George Foreman non c’è più. La notizia è arrivata ieri da Los Angeles: a 76 anni se ne va una delle leggende viventi della boxe, uno dei tre tenori dei pesi massimi anni ’70, insieme a Muhammad Ali e Joe Frazier. Era l’ultimo rimasto. Il più pacioso, il più sorridente, ma anche quello capace di frantumarti la mascella con un colpo solo.
La famiglia ha ufficializzato la notizia con poche parole, ma pesanti come un gancio: “Con profondo dolore annunciamo la scomparsa del nostro caro amato George Edward Foreman Sr.”
Foreman fu tutto. Un predicatore, un imprenditore (chi non ha mai sentito parlare del George Foreman Grill?), un uomo che aveva trasformato i pugni in redenzione. Ma prima di tutto fu un pugile. E che pugile.
Era il 1974 quando George salì sul ring più famoso della storia: il leggendario “Rumble in the Jungle”, nello stadio di Kinshasa, in Zaire. Lui, il campione del mondo, imbattuto, devastante. Davanti a sé, Muhammad Ali, l’ex campione in cerca di rivincita. Foreman picchiò duro, come sempre, ma Ali danzò, incassò, aspettò. E poi, all’ottavo round, lo stese con una combinazione che entrò nella leggenda. George perse il titolo. Ma non la voglia di combattere.
Vent’anni dopo, a 45 anni suonati, tornò sul ring da vecchio leone e si riprese la corona mondiale contro Michael Moorer. Un miracolo sportivo. Nessuno come lui. Il più anziano campione dei pesi massimi della storia.

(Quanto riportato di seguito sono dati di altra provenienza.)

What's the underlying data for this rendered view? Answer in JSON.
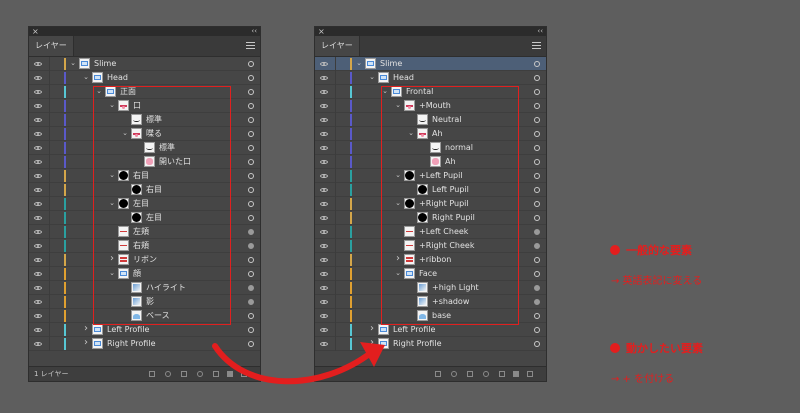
{
  "panel_left": {
    "tab": "レイヤー",
    "footer_count": "1 レイヤー",
    "rows": [
      {
        "label": "Slime",
        "level": 0,
        "chev": "down",
        "thumb": "blue",
        "color": "#d4a64a",
        "target": "hollow"
      },
      {
        "label": "Head",
        "level": 1,
        "chev": "down",
        "thumb": "blue",
        "color": "#5a59c9",
        "target": "hollow"
      },
      {
        "label": "正面",
        "level": 2,
        "chev": "down",
        "thumb": "blue",
        "color": "#57c7d4",
        "target": "hollow"
      },
      {
        "label": "口",
        "level": 3,
        "chev": "down",
        "thumb": "mouth",
        "color": "#5a59c9",
        "target": "hollow"
      },
      {
        "label": "標準",
        "level": 4,
        "chev": "",
        "thumb": "wave",
        "color": "#5a59c9",
        "target": "hollow"
      },
      {
        "label": "喋る",
        "level": 4,
        "chev": "down",
        "thumb": "mouth",
        "color": "#5a59c9",
        "target": "hollow"
      },
      {
        "label": "標準",
        "level": 5,
        "chev": "",
        "thumb": "wave",
        "color": "#5a59c9",
        "target": "hollow"
      },
      {
        "label": "開いた口",
        "level": 5,
        "chev": "",
        "thumb": "pink",
        "color": "#5a59c9",
        "target": "hollow"
      },
      {
        "label": "右目",
        "level": 3,
        "chev": "down",
        "thumb": "eye",
        "color": "#d4a64a",
        "target": "hollow"
      },
      {
        "label": "右目",
        "level": 4,
        "chev": "",
        "thumb": "eye",
        "color": "#d4a64a",
        "target": "hollow"
      },
      {
        "label": "左目",
        "level": 3,
        "chev": "down",
        "thumb": "eye",
        "color": "#2aa0a0",
        "target": "hollow"
      },
      {
        "label": "左目",
        "level": 4,
        "chev": "",
        "thumb": "eye",
        "color": "#2aa0a0",
        "target": "hollow"
      },
      {
        "label": "左頬",
        "level": 3,
        "chev": "",
        "thumb": "cheek",
        "color": "#2aa0a0",
        "target": "filled"
      },
      {
        "label": "右頬",
        "level": 3,
        "chev": "",
        "thumb": "cheek",
        "color": "#2aa0a0",
        "target": "filled"
      },
      {
        "label": "リボン",
        "level": 3,
        "chev": "right",
        "thumb": "ribbon",
        "color": "#d4a64a",
        "target": "hollow"
      },
      {
        "label": "顔",
        "level": 3,
        "chev": "down",
        "thumb": "blue",
        "color": "#e0a030",
        "target": "hollow"
      },
      {
        "label": "ハイライト",
        "level": 4,
        "chev": "",
        "thumb": "light",
        "color": "#e0a030",
        "target": "filled"
      },
      {
        "label": "影",
        "level": 4,
        "chev": "",
        "thumb": "light",
        "color": "#e0a030",
        "target": "filled"
      },
      {
        "label": "ベース",
        "level": 4,
        "chev": "",
        "thumb": "base",
        "color": "#e0a030",
        "target": "hollow"
      },
      {
        "label": "Left Profile",
        "level": 1,
        "chev": "right",
        "thumb": "blue",
        "color": "#57c7d4",
        "target": "hollow"
      },
      {
        "label": "Right Profile",
        "level": 1,
        "chev": "right",
        "thumb": "blue",
        "color": "#57c7d4",
        "target": "hollow"
      }
    ]
  },
  "panel_right": {
    "tab": "レイヤー",
    "rows": [
      {
        "label": "Slime",
        "level": 0,
        "chev": "down",
        "thumb": "blue",
        "color": "#d4a64a",
        "target": "hollow",
        "selected": true
      },
      {
        "label": "Head",
        "level": 1,
        "chev": "down",
        "thumb": "blue",
        "color": "#5a59c9",
        "target": "hollow"
      },
      {
        "label": "Frontal",
        "level": 2,
        "chev": "down",
        "thumb": "blue",
        "color": "#57c7d4",
        "target": "hollow"
      },
      {
        "label": "+Mouth",
        "level": 3,
        "chev": "down",
        "thumb": "mouth",
        "color": "#5a59c9",
        "target": "hollow"
      },
      {
        "label": "Neutral",
        "level": 4,
        "chev": "",
        "thumb": "wave",
        "color": "#5a59c9",
        "target": "hollow"
      },
      {
        "label": "Ah",
        "level": 4,
        "chev": "down",
        "thumb": "mouth",
        "color": "#5a59c9",
        "target": "hollow"
      },
      {
        "label": "normal",
        "level": 5,
        "chev": "",
        "thumb": "wave",
        "color": "#5a59c9",
        "target": "hollow"
      },
      {
        "label": "Ah",
        "level": 5,
        "chev": "",
        "thumb": "pink",
        "color": "#5a59c9",
        "target": "hollow"
      },
      {
        "label": "+Left Pupil",
        "level": 3,
        "chev": "down",
        "thumb": "eye",
        "color": "#2aa0a0",
        "target": "hollow"
      },
      {
        "label": "Left Pupil",
        "level": 4,
        "chev": "",
        "thumb": "eye",
        "color": "#2aa0a0",
        "target": "hollow"
      },
      {
        "label": "+Right Pupil",
        "level": 3,
        "chev": "down",
        "thumb": "eye",
        "color": "#d4a64a",
        "target": "hollow"
      },
      {
        "label": "Right Pupil",
        "level": 4,
        "chev": "",
        "thumb": "eye",
        "color": "#d4a64a",
        "target": "hollow"
      },
      {
        "label": "+Left Cheek",
        "level": 3,
        "chev": "",
        "thumb": "cheek",
        "color": "#2aa0a0",
        "target": "filled"
      },
      {
        "label": "+Right Cheek",
        "level": 3,
        "chev": "",
        "thumb": "cheek",
        "color": "#2aa0a0",
        "target": "filled"
      },
      {
        "label": "+ribbon",
        "level": 3,
        "chev": "right",
        "thumb": "ribbon",
        "color": "#d4a64a",
        "target": "hollow"
      },
      {
        "label": "Face",
        "level": 3,
        "chev": "down",
        "thumb": "blue",
        "color": "#e0a030",
        "target": "hollow"
      },
      {
        "label": "+high Light",
        "level": 4,
        "chev": "",
        "thumb": "light",
        "color": "#e0a030",
        "target": "filled"
      },
      {
        "label": "+shadow",
        "level": 4,
        "chev": "",
        "thumb": "light",
        "color": "#e0a030",
        "target": "filled"
      },
      {
        "label": "base",
        "level": 4,
        "chev": "",
        "thumb": "base",
        "color": "#e0a030",
        "target": "hollow"
      },
      {
        "label": "Left Profile",
        "level": 1,
        "chev": "right",
        "thumb": "blue",
        "color": "#57c7d4",
        "target": "hollow"
      },
      {
        "label": "Right Profile",
        "level": 1,
        "chev": "right",
        "thumb": "blue",
        "color": "#57c7d4",
        "target": "hollow"
      }
    ]
  },
  "notes": {
    "note1_title": "一般的な要素",
    "note1_detail": "→ 英語表記に変える",
    "note2_title": "動かしたい要素",
    "note2_detail": "→ + を付ける"
  },
  "colors": {
    "annotation_red": "#e31e1e",
    "panel_bg": "#464646",
    "selected_row": "#4d5f77"
  }
}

Foreman non era solo muscoli e KO. Era anche un uomo dalla fede incrollabile, dalla voce calma, dagli occhi buoni. Lo chiamavano “il gigante gentile”. Ma se lo trovavi davanti tra le sedici corde, erano dolori. Non c’erano fronzoli nel suo stile: jab secco, montante che arrivava come una scure, e quell’incedere lento ma inesorabile, da boia con i guantoni.
Nel tempo ha venduto milioni di grill con il suo nome, ha raccontato la boxe con tono paterno e mai arrogante, ha ispirato una generazione intera. Perché Big George era uno di quei rari campioni che, anche da sconfitti, sapevano insegnare qualcosa.
Oggi il mondo della boxe è più vuoto. Se n’è andato un pezzo di storia, uno di quelli che faceva tremare la terra con un pugno. Ma che poi, fuori dal ring, ti abbracciava con la forza di un padre buono. Addio Big George. E grazie per ogni gancio, ogni caduta, ogni risalita.